In this essay, I look back at a moment in Chinese literature and cinema, the 1930s and 1940s, when writers, filmmakers, and critics were driven by a series of political crises to conceptualize the relationship between “mother language” and “national language” from a very different perspective than Song’s. I do so by scrutinizing film and literary criticisms from this period. A national language, literature, and cinema are not static, unified, and internally coherent entities that naturally subsume their regional counterparts under them. While Putonghua 普通話 (literally, common language) required—and still requires—an ongoing process of putong hua 普通化 (communalization), regional topolects, for the writers, filmmakers, and critics in the 1930s and 1940s, also went through a continuous sociohistorical process of dazhong hua 大眾化 (massification). Massification is not the same as popularization. It implies that language is, by definition, a speech-act, which actively calls a group of individuals into a critical mass (Agamben 2000 [2005], 29–32). In other words, the act of speaking this language actively constitutes a sense of belonging or even sociopolitical consciousness, whilst the language is in itself constituted by this sense of belonging.

In my discussion, I demonstrate that in the 1930s, regional speeches and cinemas were considered a liability based on an anxiety about their ability to stimulate the senses in a direct and corporeal manner. In this light, regional speeches were regarded as a threat not only to the constitution of the national language, but also to the nation-state’s power to manage and control its subjects’ bodies and sexualities. In the 1940s, however, such a liability became an asset in the eyes of leftwing literary critics, who promulgated the use of such linguistic power as a revolutionary instrument. Both political positions, I argue, were driven by a presumption that political power—whether constitutional or revolutionary—is instantiated by a direct management or mobilization of the readers or moviegoers not as individual political subjects, but as bare or animal lives that either require state management or can exercise law-making violence to establish a new political order.
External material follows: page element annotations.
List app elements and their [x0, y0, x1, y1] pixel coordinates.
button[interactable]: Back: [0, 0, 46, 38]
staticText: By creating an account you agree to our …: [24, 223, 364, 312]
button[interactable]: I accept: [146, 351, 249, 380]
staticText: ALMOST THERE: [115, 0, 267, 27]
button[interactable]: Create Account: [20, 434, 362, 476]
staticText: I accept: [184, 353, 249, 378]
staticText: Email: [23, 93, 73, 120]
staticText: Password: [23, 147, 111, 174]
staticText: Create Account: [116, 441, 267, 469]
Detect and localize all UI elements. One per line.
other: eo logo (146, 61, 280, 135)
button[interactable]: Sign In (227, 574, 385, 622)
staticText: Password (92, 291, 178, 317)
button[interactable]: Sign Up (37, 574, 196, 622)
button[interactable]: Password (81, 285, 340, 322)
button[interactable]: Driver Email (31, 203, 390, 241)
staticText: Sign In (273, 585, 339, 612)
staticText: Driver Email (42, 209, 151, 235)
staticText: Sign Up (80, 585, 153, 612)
This debate on regional cinema and literature has been historically configured as an objet petit a that actively puts into question the ontological consistency of the nation-state, especially in a century during which the nation-state was conceptually, juridically, and sociopolitically on the move. Moreover, during this period, migrants from regions including Guangdong 廣東 (Kwangtung), Guangxi 廣西 (Kwangsi), Fujian 福建 (Hokkien), Shanghai 上海, and Beiping 北平 (Peking) moved to Hong Kong, who held mutually conflicting sociopolitical opinions. Yet, most of them settled down in Hong Kong, instead of staying in the Mainland or moving to Taiwan because their personal values did not necessarily conform to the official lines of either the Communist Party of China (CPC) or the Guomindang 國民黨 (Kuomintang, KMT, or Nationalist Party). In this intricate culturo-linguistic environment, Cantonese became not only a technic for communication among linguistically-diverse exiles, but also an instantiation of a difference between these exiles’ sociopolitical position in Hong Kong and their Mainland counterparts (Anon 1948, 4).